I am quite new to using nbd in general. I have written an nbdkit plugin in Rust that I have been using as an nbd server to read from a backing store, and have been using guestfish, a filesystem shell, as my client.
#!/bin/bash -
guestfish --ro --format=raw -a nbd://localhost <<-EOF
run
mount /dev/sda /
mount-local ./data
mount-local-run
EOF
This has been working perfectly well for various filesystem types (xfs, ext2..4, FAT, etc), save for the fact that guestfish's mount commands are quite slow. So I am trying to remove it as a dependency and instead use the native linux nbd-client as a client.
> modprobe nbd
// no output
> sudo nbd-client localhost /dev/nbd0
//successfully connects
> sudo mkdir /mnt/nbd0
> sudo mount /dev/nbd0 /mnt/nbd0
mount: /mnt/nbd0: cannot mount /dev/nbd0 read-only.
I am not sure why this mount command is failing.
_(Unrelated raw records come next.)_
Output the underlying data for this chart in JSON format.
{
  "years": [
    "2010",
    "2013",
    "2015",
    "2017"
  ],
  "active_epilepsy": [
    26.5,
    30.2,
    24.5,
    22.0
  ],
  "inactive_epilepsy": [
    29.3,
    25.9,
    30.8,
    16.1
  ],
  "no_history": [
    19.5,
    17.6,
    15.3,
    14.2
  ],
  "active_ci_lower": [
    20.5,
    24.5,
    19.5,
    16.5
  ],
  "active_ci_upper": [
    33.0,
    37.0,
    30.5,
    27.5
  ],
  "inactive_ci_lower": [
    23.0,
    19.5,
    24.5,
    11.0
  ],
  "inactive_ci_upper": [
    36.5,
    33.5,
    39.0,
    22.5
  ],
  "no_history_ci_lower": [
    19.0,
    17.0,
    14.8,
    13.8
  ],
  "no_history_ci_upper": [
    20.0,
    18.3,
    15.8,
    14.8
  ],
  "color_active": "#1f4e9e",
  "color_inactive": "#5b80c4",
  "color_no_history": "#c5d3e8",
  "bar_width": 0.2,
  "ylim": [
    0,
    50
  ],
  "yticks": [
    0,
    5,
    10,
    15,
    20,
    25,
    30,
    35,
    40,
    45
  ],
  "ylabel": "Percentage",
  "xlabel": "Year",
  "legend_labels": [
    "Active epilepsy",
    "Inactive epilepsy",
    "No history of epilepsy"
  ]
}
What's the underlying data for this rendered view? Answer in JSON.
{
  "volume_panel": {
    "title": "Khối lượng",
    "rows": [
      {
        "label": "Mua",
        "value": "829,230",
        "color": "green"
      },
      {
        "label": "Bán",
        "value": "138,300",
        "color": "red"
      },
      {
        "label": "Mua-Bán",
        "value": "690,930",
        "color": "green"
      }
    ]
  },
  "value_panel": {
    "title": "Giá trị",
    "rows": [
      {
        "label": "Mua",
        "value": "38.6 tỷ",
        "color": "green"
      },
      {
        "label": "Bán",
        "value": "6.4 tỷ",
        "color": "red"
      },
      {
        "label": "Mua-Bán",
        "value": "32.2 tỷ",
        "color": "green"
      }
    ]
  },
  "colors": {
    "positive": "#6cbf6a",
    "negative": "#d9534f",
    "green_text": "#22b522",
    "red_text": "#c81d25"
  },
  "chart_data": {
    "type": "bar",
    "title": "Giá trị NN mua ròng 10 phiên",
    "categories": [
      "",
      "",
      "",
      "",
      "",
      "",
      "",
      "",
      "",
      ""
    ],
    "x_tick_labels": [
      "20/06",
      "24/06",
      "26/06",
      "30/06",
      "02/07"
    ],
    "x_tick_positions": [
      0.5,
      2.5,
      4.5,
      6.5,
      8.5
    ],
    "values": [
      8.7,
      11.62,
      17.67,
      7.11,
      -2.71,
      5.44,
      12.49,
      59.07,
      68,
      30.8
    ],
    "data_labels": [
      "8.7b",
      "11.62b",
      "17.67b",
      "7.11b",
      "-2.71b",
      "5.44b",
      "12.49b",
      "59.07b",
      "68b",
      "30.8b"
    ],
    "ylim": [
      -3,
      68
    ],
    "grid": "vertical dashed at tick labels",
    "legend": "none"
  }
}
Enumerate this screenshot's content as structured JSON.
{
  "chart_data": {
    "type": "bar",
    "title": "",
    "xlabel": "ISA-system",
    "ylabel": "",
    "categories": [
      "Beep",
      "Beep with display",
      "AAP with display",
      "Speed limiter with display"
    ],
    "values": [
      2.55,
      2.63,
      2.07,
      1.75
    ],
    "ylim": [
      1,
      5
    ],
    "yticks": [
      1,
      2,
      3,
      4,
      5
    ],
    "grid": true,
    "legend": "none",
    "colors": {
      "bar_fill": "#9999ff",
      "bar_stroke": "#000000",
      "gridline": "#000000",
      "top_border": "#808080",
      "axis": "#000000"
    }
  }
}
I don't implement the write callback for nbdkit, so I do expect the files to be read-only, but I don't understand why this causes the mount to fail. I can instead run
sudo mount -o ro,noload /dev/nbd0 /mnt/nbd0
After which what occurs depends on the filesystem of the volume. My filesystem is ext4, for reference.
If the volume has a filesystem type other than ext4: mount: /mnt/nbd0: wrong fs type, bad option, bad superblock on /dev/nbd0, missing codepage or helper program, or other error.
If the volume has filesystem type ext4: the mount succeeds and I can enter directories, move around, etc, but all of the files that I had in the volume are empty. As in, when I mounted with guestfish, I could perform
cat dir0/textFile0.txt
"This is text file 0!"
And now performing the same cat command, or entering the text files with vim, shows that the files are completely empty.
Is this issue being caused by the -o ro,noload argument in the mount command? If so, how can I circumvent the error when trying to mount normally? If not, is there any known cause for such behavior? I know that my nbdkit plugin works because it is completely functional using guestfish, but using nbd-client 1. I am unable to mount anything but ext4 on my filesystem (even when adding -t xfs tag, for instance), and 2. file contents are completely erased.